Defending the Therapeutic: Part 3, Perhaps Pick a Different Word

Recall from the last post that what Christian Smith describes as "therapeutic" in Moralistic Therapeutic Deism is this:

Moralistic Therapeutic Deism is about providing therapeutic benefits to its believers. It is finally about feeling happy, good, safe, at peace. It is about achieving subjective well-being, being able to resolve problems, and getting along nicely with other people.

Okay, what to think about this?

Well, you could read this in very different ways. For example, you could give this the coddled snowflake reading. Faith is about "feeling happy, good, safe, at peace." Faith is about "achieving subjective well-being." There's little here about costly grace, counting the cost, sacrificial love, denying the self, or discipleship as a "long obedience." That's a fair observation. But one could also give this a more generous reading. Does faith result in joy and peace? It should. Does faith help us solve problems? I think so. Does faith help us get along with others? It does. 
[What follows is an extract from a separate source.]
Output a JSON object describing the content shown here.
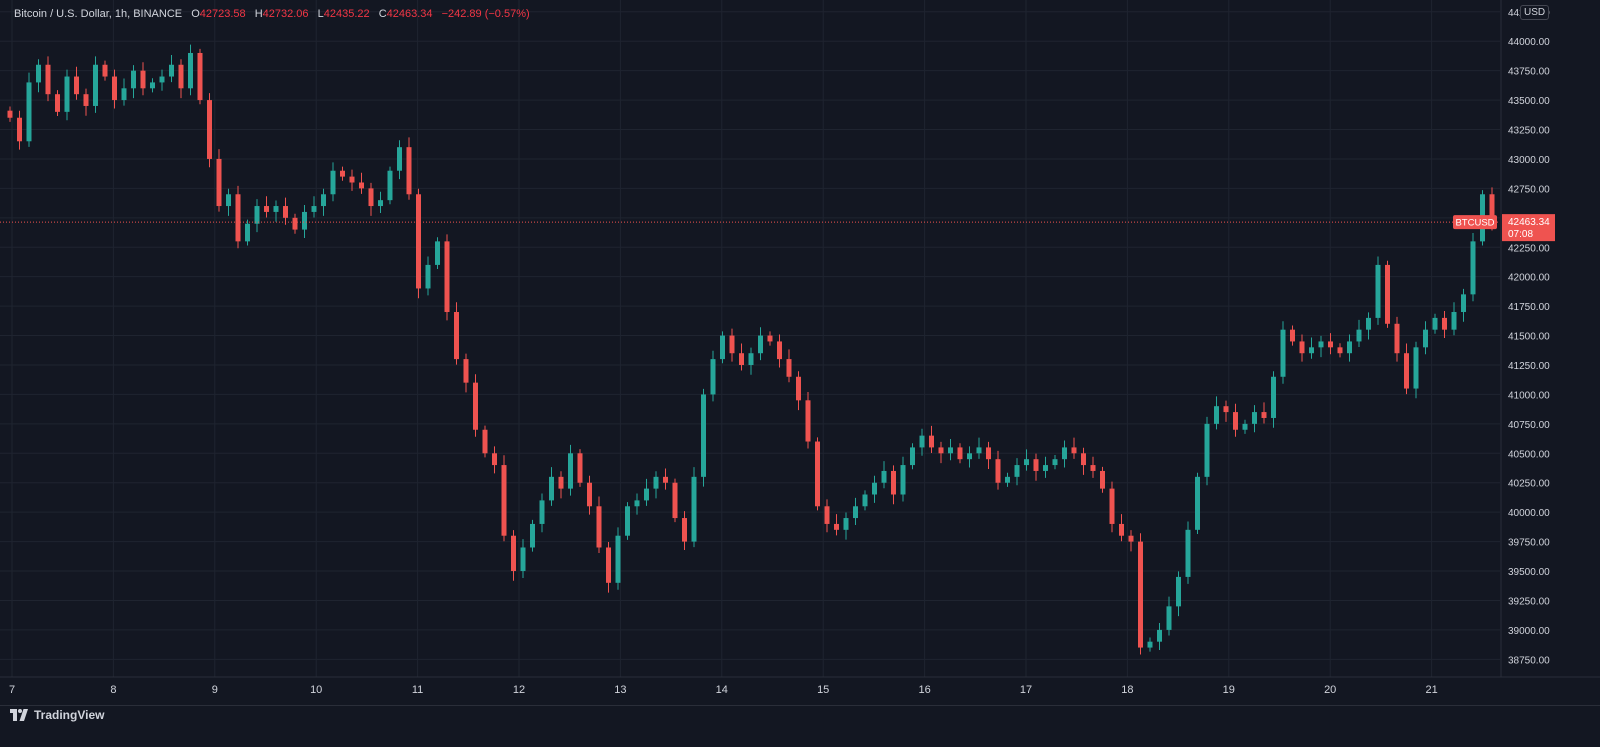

My point here is following up on my observation from the first post. Faith does have psychological and relational benefits. So the issue isn't with the therapeutic per se. Smith is using the term "therapeutic" in a narrow and specific sense. Generally and generically, "therapeutic" means "related to the healing of disease." Using that broad definition, faith is, as I've pointed out, "therapeutic." Faith is healing.

Smith, though, means something a bit different. Smith's definition of "therapeutic" is something akin to "that which makes me happy." With "happiness" meaning something like "pleasure" or "fun." And if that's close to what Smith means, I think he should have chosen a different word. Because doing something that makes me happy, something pleasant and fun, isn't what we normally mean by therapeutic. If you've ever been in therapy, doing that hard work, you know that few would describe it as "fun." Therapy is hard, and a lot of people avoid it precisely because of its difficulty. Given that, maybe Moralistic Hedonistic Deism would have been better word choice. Or Moralistic Self-Indulgent Deism. 

Perhaps quibbling with Smith's word choice here is not a big deal so long as we understand that he's using "therapeutic" in a narrow, almost pejorative, sense. But my concern here is how this narrow, pejorative meaning of the word "therapeutic" has become, for many Christian pastors and thinkers, the only and regulating meaning of "therapeutic." This pejorative take on "therapeutic" makes any claim that faith has mental health benefits immediately suspect. Which, as I've said, is a very strange view to take. 

Seriously, every time I talk with pastors about how God fills "the Ache" (described in Hunting Magic Eels) one of them will invariably raise their hand to ask, "But isn't that Moralistic Therapeutic Deism?" Every. Single. Time. It's like a Pavlovian response. Any hint that God provides us comfort triggers a pearl-clutching concern about "Moralistic Therapeutic Deism." For heaven's sake. Have pastors never read the Psalms? Whenever I get these questions, I always respond, "Whatever happened to 'Our hearts are restless until they rest in Thee'? I thought y'all loved that line." Why wouldn't God be medicine--be therapeutic--for our ailing souls? How did the pastoral class get so befuddled on this rudimentary point? 
The confusion here concerns a poor word choice. By "therapeutic" you don't mean "related to the healing of a disease." By "therapeutic" you mean something pejorative, something like self-indulgent pleasure, happiness, or fun.  

And if that's what you mean, maybe choose a different word.